Possibilities with a smart home are many; voice control through Artificial intelligence-powered voice assistants such as Apple Siri, Google Assistant, Amazon Alexa, or Samsung Bixby, automating actions, such as having your window shades open to the morning sun & turning on the water heater to prepare your bath while playing your favourite music. With geo-based automation, your home can know when you are away or coming back home and change your thermostat reading to save energy. A smart home makes your life effortless & convenient and helps you focus on doing things that you love such as reading a book to your little daughter, learning a new language, working on a passion project.
What is a Smart Home?
In short, a smart home is any home with electrical or electronic devices that can be controlled remotely using smart devices or respond to the pre-set conditions like time-based schedules, geo-based triggers, or sensors output.
IoT or smart devices can also be controlled using voice commands. With wireless smart home devices, getting your home automated is not an expensive affair. A single room or a complete condo; you can customize the system to your requirements with wireless devices.
With a diverse array of devices ranging from smart lights to security systems; from motion sensors to video doorbells, there are very few appliances without a connected device counterpart.
Smart Home Connectivity
IoT devices can connect to the Internet in a few different ways, with Wi-Fi being the most common and Z-Wave, ZigBee, Bluetooth being the others. While all of them produce and enable wireless connections, the difference lies in how they connect to the Internet. They differ in the types of radio waves, range, speed, frequency, data rate, and cost.
Wi-Fi is the most popular connectivity protocol inside a home with nearly every home already having it. While Wi-Fi offers good data throughput and relatively good range, it consumes a lot of power compared to other protocols. It provides long-distance and wide-area coverage.
It is as popular as Wi-Fi. Most consumers are familiar with Bluetooth as it is built-in almost all smartphones in the market. Bluetooth makes secure connections to nearby devices. Its most common application is wireless connectivity to speakers, headsets. It is also used in car stereo systems, keyboards, and gaming consoles, and in smart home security.

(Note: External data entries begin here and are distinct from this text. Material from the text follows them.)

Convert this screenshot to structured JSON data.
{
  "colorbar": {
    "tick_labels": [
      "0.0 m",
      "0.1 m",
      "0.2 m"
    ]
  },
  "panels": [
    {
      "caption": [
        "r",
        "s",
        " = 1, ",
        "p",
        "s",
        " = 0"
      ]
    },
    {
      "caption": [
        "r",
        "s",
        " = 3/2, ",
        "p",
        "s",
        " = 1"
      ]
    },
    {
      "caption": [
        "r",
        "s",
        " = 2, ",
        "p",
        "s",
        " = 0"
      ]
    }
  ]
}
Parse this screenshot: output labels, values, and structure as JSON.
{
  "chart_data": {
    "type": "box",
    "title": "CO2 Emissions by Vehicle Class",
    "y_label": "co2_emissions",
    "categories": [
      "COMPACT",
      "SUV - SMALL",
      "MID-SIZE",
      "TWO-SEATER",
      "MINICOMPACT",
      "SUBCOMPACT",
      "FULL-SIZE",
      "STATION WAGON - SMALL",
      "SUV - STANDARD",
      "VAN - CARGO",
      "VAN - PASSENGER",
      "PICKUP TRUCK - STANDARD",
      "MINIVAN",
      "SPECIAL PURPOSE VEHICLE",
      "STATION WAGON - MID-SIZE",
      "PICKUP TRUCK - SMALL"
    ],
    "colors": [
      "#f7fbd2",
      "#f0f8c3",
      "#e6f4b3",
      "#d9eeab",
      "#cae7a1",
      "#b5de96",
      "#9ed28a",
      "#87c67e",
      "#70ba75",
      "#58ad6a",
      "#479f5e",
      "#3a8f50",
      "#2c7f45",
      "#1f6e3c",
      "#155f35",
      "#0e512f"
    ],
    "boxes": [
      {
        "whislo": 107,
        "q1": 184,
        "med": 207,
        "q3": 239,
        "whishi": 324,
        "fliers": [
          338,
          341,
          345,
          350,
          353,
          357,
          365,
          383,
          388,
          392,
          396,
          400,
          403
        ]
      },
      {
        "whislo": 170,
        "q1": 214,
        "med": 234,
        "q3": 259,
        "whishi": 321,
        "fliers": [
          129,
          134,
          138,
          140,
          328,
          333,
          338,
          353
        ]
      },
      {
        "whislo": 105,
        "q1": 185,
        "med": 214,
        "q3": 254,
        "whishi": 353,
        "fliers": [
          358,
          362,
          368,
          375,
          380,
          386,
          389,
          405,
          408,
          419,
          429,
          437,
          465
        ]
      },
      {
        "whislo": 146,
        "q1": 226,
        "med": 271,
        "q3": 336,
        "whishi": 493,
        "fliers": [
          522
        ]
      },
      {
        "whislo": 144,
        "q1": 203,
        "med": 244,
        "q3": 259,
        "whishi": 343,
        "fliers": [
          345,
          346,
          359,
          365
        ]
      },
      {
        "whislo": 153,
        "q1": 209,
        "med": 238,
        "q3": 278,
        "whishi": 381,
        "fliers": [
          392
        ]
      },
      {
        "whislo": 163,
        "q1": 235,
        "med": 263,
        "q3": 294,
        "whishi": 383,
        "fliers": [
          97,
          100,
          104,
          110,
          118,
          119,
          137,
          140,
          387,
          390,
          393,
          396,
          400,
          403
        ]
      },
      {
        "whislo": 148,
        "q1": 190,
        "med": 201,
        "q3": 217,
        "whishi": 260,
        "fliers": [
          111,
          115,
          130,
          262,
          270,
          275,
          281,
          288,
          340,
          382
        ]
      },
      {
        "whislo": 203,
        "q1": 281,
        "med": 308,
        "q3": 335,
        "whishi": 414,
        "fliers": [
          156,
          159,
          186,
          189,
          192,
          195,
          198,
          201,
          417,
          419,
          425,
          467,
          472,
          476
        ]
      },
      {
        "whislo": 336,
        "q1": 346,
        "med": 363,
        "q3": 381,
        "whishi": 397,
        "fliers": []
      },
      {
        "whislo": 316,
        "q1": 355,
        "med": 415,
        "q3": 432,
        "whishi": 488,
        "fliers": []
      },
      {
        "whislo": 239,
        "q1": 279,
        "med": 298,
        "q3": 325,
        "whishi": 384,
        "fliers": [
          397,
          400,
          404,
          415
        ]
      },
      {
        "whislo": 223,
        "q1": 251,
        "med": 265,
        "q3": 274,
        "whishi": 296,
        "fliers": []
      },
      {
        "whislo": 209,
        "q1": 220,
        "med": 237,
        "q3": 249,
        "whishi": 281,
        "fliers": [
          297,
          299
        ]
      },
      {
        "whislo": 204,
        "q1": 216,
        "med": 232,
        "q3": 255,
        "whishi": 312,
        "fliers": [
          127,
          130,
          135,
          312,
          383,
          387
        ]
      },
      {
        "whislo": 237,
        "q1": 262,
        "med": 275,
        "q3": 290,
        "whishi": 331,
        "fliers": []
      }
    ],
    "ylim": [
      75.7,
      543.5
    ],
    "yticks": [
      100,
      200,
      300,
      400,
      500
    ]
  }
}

Z-Wave is a proprietary wireless communications protocol that lets IoT devices connect over a mesh network using low-energy radio waves. It uses the unlicensed radio band near 900 MHz frequency. The band varies from region to region, so a Z-wave device that works in the USA will not work in India.
Zigbee is primarily designed to create personal area networks for home automation devices. It is low -power, low data rate, and close-proximity protocol. It operates at 2.4 GHz radio frequency of the ISM radio bands.
The problem with Zigbee and Z-Wave is that their signals aren’t directly compatible with a mainstream computing device, like a smartphone, tablet, or laptop. So bulbs and other smart devices need to communicate with a hub that is connected to your home Wi-Fi network via an Ethernet cable plugged into the Wi-Fi router.